How vulnerable is the U.S. south to year after year of Katrinas? Should cities like New Orleans be abandoned to return to salt marshes or ocean?

1 minute read

January 31, 2006, 12:00 PM PST

By Chris Steins @planetizen


William D. Nordhaus, Sterling Professor of Economics at Yale University, offers an interesting academic review of the economic impacts of hurricanes and suggestions on how we might think about them:

"There has been no major long-term change in the number or intensity of hurricanes worldwide. However, there has been a significant increase in hurricane intensity in the North Atlantic over the last decade. Only a small fraction of storms make landfall in the U.S., and 2005 was a record year by a wide margin in terms of the total power of hurricanes making landfall over the 1851-2005 historical record. In other words, 2005 was a big outlier in terms of hurricane experience.

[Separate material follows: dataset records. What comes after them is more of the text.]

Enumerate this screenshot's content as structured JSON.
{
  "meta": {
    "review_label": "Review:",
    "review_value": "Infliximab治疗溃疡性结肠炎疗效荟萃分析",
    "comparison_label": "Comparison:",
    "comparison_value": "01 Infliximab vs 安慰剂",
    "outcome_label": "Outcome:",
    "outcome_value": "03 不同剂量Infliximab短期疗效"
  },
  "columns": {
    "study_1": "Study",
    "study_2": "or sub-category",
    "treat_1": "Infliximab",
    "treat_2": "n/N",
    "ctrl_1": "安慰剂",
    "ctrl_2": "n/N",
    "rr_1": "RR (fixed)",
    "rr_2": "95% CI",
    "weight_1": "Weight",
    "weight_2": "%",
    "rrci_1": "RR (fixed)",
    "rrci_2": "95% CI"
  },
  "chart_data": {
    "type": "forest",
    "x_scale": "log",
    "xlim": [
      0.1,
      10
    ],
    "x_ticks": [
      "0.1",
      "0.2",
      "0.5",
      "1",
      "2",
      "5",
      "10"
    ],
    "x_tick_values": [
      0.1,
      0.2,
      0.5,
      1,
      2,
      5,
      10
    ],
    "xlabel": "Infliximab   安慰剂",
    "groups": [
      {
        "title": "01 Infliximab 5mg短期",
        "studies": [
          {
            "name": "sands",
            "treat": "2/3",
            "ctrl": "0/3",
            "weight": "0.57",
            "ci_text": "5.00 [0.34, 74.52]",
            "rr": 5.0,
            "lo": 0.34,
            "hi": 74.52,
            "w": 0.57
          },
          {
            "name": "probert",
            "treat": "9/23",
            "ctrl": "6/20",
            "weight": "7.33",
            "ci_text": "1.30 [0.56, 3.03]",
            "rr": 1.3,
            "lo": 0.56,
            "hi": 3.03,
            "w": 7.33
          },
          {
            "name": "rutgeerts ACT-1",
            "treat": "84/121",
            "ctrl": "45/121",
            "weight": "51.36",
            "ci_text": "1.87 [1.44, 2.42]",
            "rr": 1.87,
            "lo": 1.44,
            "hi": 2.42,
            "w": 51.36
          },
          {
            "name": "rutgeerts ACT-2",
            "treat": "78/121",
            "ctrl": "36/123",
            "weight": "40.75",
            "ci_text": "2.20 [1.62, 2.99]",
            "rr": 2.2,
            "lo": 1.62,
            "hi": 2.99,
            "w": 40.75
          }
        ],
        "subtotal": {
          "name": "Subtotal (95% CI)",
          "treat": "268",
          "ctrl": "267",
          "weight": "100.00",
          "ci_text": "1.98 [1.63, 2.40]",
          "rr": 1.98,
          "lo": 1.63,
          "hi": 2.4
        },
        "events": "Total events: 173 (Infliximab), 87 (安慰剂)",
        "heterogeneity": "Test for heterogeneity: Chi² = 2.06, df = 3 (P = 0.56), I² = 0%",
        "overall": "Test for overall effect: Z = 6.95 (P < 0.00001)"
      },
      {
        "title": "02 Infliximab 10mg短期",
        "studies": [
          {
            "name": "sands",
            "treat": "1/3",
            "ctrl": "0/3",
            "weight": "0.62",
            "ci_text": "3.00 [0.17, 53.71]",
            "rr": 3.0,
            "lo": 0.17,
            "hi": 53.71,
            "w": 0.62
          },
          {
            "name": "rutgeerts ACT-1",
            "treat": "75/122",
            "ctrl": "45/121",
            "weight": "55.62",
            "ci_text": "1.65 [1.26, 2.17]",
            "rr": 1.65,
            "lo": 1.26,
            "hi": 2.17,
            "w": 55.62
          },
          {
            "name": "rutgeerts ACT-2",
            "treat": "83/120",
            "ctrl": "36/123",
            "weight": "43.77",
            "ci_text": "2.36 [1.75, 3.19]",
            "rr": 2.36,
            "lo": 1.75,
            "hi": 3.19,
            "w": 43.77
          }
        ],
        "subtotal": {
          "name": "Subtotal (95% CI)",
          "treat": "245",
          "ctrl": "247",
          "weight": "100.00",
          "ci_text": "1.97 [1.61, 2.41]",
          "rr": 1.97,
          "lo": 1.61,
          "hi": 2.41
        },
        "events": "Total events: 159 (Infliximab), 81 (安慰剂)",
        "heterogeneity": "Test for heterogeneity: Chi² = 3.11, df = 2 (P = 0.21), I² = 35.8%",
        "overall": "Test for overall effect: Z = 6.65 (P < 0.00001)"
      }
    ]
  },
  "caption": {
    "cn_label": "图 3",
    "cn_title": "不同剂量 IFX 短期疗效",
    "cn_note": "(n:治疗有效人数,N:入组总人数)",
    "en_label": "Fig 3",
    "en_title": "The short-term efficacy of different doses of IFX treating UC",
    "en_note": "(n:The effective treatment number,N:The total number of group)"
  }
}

...the experience of 2005 appears to have been a quadruple outlier of nature. The number of North Atlantic storms is on the upside of a long-term cycle; the fraction of intense storms in 2005 was above average; the fraction of the intense storms making landfall in the United States was unusually high; and one of the intense storms hit what is the most vulnerable high-value region in the country. New Orleans is to the gods of natural destruction what the World Trade Towers were to the gods of human destruction."